Betty Carter was one of jazz's more daring and dexterous scat singers, which is evident on many of her albums, especially the 1980 live album, The Audience With Betty Carter, and she also had exquisite way of delivering a line. While she performed with Lionel Hampton and Dizzy Gillespie in the late '40s, her career got something of a jump start after releasing 1961's Ray Charles and Betty Carter, which featured the cut "Baby, It's Cold Outside," which is, hands down, one of the best holiday songs ever.
Although Dinah Washington delved into blues, R&B and pop, she was also a first-rate jazz singer. After singing gospel early in her life, she began performing in Chicago clubs as a teenager in the early '40s, and later joined Lionel Hampton's band. Her 1954 Polygram release, Dinah Jams, which was arranged by Quincy Jones and features jazz heavies like Clifford Brown and Max Roach, was one of her early great jazz discs, and the title track from the more mainstream What a Diff'rence a Day Makes! earned Washington a Grammy in 1960.
With a background in gospel and pop and a fondness for classical music, especially J.S. Bach, Nina Simone injected some of those influences into her jazz singing and piano playing. While Simone's instantly recognizable deep, resonant voice was part of her appeal, her competent piano skills were equally compelling on her early recordings like 1957's Little Girl Blue, which featured an excellent rendition of Duke Ellington's "Mood Indigo," and Live at the Village Gate, released five years later, that included the great "Just in Time."
Billie Holiday's distinctive and lilting phrasing is still highly influential on vocalists today, but she also brought a deeply personal resonance to whatever she sang. Throughout the '30s, she worked with Teddy Wilson, Artie Shaw and Count Basie, and near the end of that decade, she recorded the profound "Strange Fruit," which was based on a poem about a lynching. Lady Sings the Blues, released in 1956, was a watershed album for Holiday, and the powerful Lady in Satin, both sad and beautiful, was released weeks after her death in 1959 at the age of 44.
In the fall of 1942, an eighteen-year-old Sarah Vaughan entered the Apollo Theater Amateur Night contest and ended up winning $10 and a weeklong engagement at the legendary venue. The following spring, Vaughan opened for Ella Fitzgerald at the Apollo, and then spent the next two years touring with Earl Hines and Billy Eckstine.

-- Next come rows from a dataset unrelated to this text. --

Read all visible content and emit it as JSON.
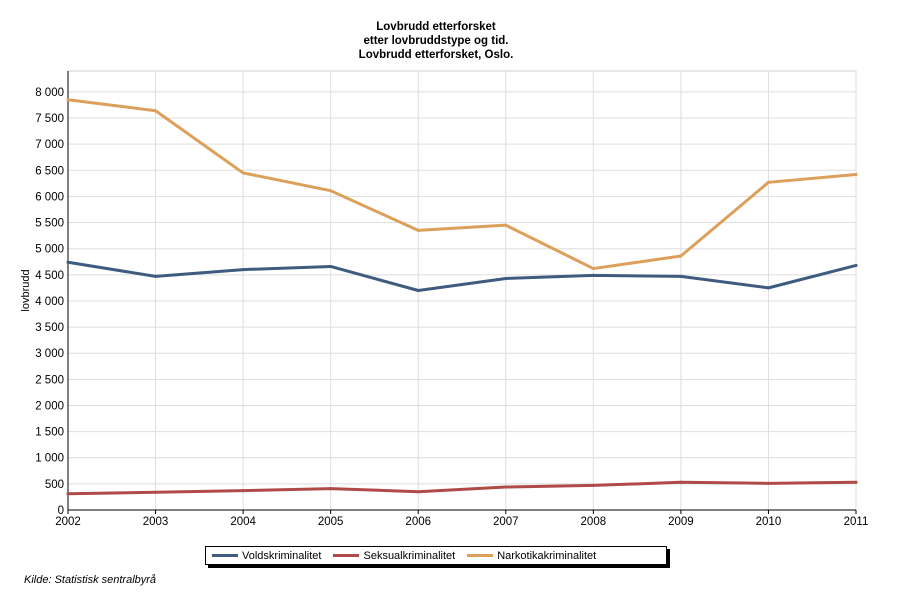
{
  "chart_data": {
    "type": "line",
    "title": [
      "Lovbrudd etterforsket",
      "etter lovbruddstype og tid.",
      "Lovbrudd etterforsket, Oslo."
    ],
    "ylabel": "lovbrudd",
    "xlabel": "",
    "x": [
      "2002",
      "2003",
      "2004",
      "2005",
      "2006",
      "2007",
      "2008",
      "2009",
      "2010",
      "2011"
    ],
    "ylim": [
      0,
      8400
    ],
    "yticks": [
      0,
      500,
      1000,
      1500,
      2000,
      2500,
      3000,
      3500,
      4000,
      4500,
      5000,
      5500,
      6000,
      6500,
      7000,
      7500,
      8000
    ],
    "ytick_labels": [
      "0",
      "500",
      "1 000",
      "1 500",
      "2 000",
      "2 500",
      "3 000",
      "3 500",
      "4 000",
      "4 500",
      "5 000",
      "5 500",
      "6 000",
      "6 500",
      "7 000",
      "7 500",
      "8 000"
    ],
    "grid": true,
    "legend_position": "bottom",
    "series": [
      {
        "name": "Voldskriminalitet",
        "color": "#3f5b7f",
        "values": [
          4740,
          4470,
          4600,
          4660,
          4200,
          4430,
          4490,
          4470,
          4250,
          4680
        ]
      },
      {
        "name": "Seksualkriminalitet",
        "color": "#b04a48",
        "values": [
          310,
          340,
          370,
          410,
          350,
          440,
          470,
          530,
          510,
          530
        ]
      },
      {
        "name": "Narkotikakriminalitet",
        "color": "#dca05a",
        "values": [
          7850,
          7640,
          6450,
          6110,
          5350,
          5450,
          4620,
          4860,
          6270,
          6420
        ]
      }
    ]
  },
  "source_text": "Kilde: Statistisk sentralbyrå"
}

With amazing control of her voice and intonation, as well as a remarkable range, Vaughan released some stellar albums in the '50s, including her great self-titled disc with Clifford Brown and the 1957 live Verve album, At Mr. Kelly's.

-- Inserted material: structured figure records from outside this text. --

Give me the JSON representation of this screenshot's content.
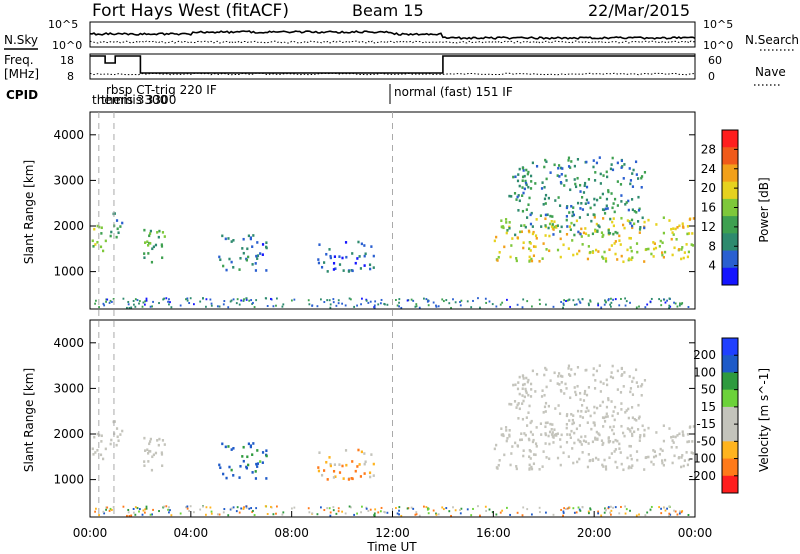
{
  "header": {
    "site": "Fort Hays West (fitACF)",
    "beam": "Beam 15",
    "date": "22/Mar/2015"
  },
  "noise_panel": {
    "left_label": "N.Sky",
    "right_label": "N.Search",
    "y_ticks": [
      "10^5",
      "10^0"
    ],
    "right_ticks": [
      "10^5",
      "10^0"
    ]
  },
  "freq_panel": {
    "left_label_1": "Freq.",
    "left_label_2": "[MHz]",
    "right_label": "Nave",
    "y_ticks": [
      "18",
      "8"
    ],
    "right_ticks": [
      "60",
      "0"
    ]
  },
  "cpid_panel": {
    "label": "CPID",
    "modes": [
      {
        "text": "rbsp CT-trig 220 IF",
        "start_hour": 0.95
      },
      {
        "text": "themis 3300",
        "start_hour": 0.35
      },
      {
        "text": "themis 3300",
        "start_hour": 0.55
      },
      {
        "text": "normal (fast) 151 IF",
        "start_hour": 12.0
      }
    ]
  },
  "time_axis": {
    "label": "Time UT",
    "ticks": [
      "00:00",
      "04:00",
      "08:00",
      "12:00",
      "16:00",
      "20:00",
      "00:00"
    ]
  },
  "colors": {
    "scale_low": "#1515ff",
    "scale_mid": "#2ea043",
    "scale_high": "#ff1e1e",
    "ground_scatter": "#c4c4bc",
    "mode_line": "#aaaaaa"
  },
  "chart_data": {
    "type": "heatmap",
    "x_range_hours": [
      0,
      24
    ],
    "y_range_km": [
      180,
      4500
    ],
    "power": {
      "ylabel": "Slant Range [km]",
      "colorbar_label": "Power [dB]",
      "colorbar_ticks": [
        "28",
        "24",
        "20",
        "16",
        "12",
        "8",
        "4"
      ],
      "colorbar_range": [
        0,
        30
      ]
    },
    "velocity": {
      "ylabel": "Slant Range [km]",
      "colorbar_label": "Velocity [m s^-1]",
      "colorbar_ticks": [
        "200",
        "100",
        "50",
        "15",
        "-15",
        "-50",
        "-100",
        "-200"
      ]
    },
    "y_ticks": [
      "4000",
      "3000",
      "2000",
      "1000"
    ],
    "y_tick_values": [
      4000,
      3000,
      2000,
      1000
    ],
    "scatter_regions": [
      {
        "t0": 0.0,
        "t1": 0.6,
        "r0": 1300,
        "r1": 2100,
        "power": 14,
        "velocity": 0,
        "gs": true
      },
      {
        "t0": 0.6,
        "t1": 1.3,
        "r0": 1700,
        "r1": 2300,
        "power": 10,
        "velocity": 0,
        "gs": true
      },
      {
        "t0": 2.0,
        "t1": 3.2,
        "r0": 1200,
        "r1": 2000,
        "power": 12,
        "velocity": -20,
        "gs": true
      },
      {
        "t0": 5.0,
        "t1": 7.0,
        "r0": 1000,
        "r1": 1800,
        "power": 7,
        "velocity": 120,
        "gs": false
      },
      {
        "t0": 9.0,
        "t1": 11.3,
        "r0": 1000,
        "r1": 1700,
        "power": 6,
        "velocity": -80,
        "gs": false
      },
      {
        "t0": 16.0,
        "t1": 24.0,
        "r0": 1200,
        "r1": 2200,
        "power": 18,
        "velocity": 0,
        "gs": true
      },
      {
        "t0": 16.5,
        "t1": 22.0,
        "r0": 1800,
        "r1": 3500,
        "power": 9,
        "velocity": 0,
        "gs": true
      }
    ]
  }
}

Ella Fitzgerald was clearly one of the most technically proficient vocalists of all time. She had remarkably pure phrasing and delivery, plus an innate sense of swing and an exceptional ability to scat sing. While she released dozens of albums over six-decade career, which began in the '30s, her George and Ira Gershwin, Cole Porter, Jerome Kern, Irving Berlin, and Harold Arlen songbook albums are outstanding, as are her albums with Louis Armstrong, including 1956's Ella & Louis and their magnificent rendering of Porgy & Bess. Mack the Knife: The Complete Ella in Berlin, recorded when Fitzgerald was 43, is hailed as one of her definitive live albums.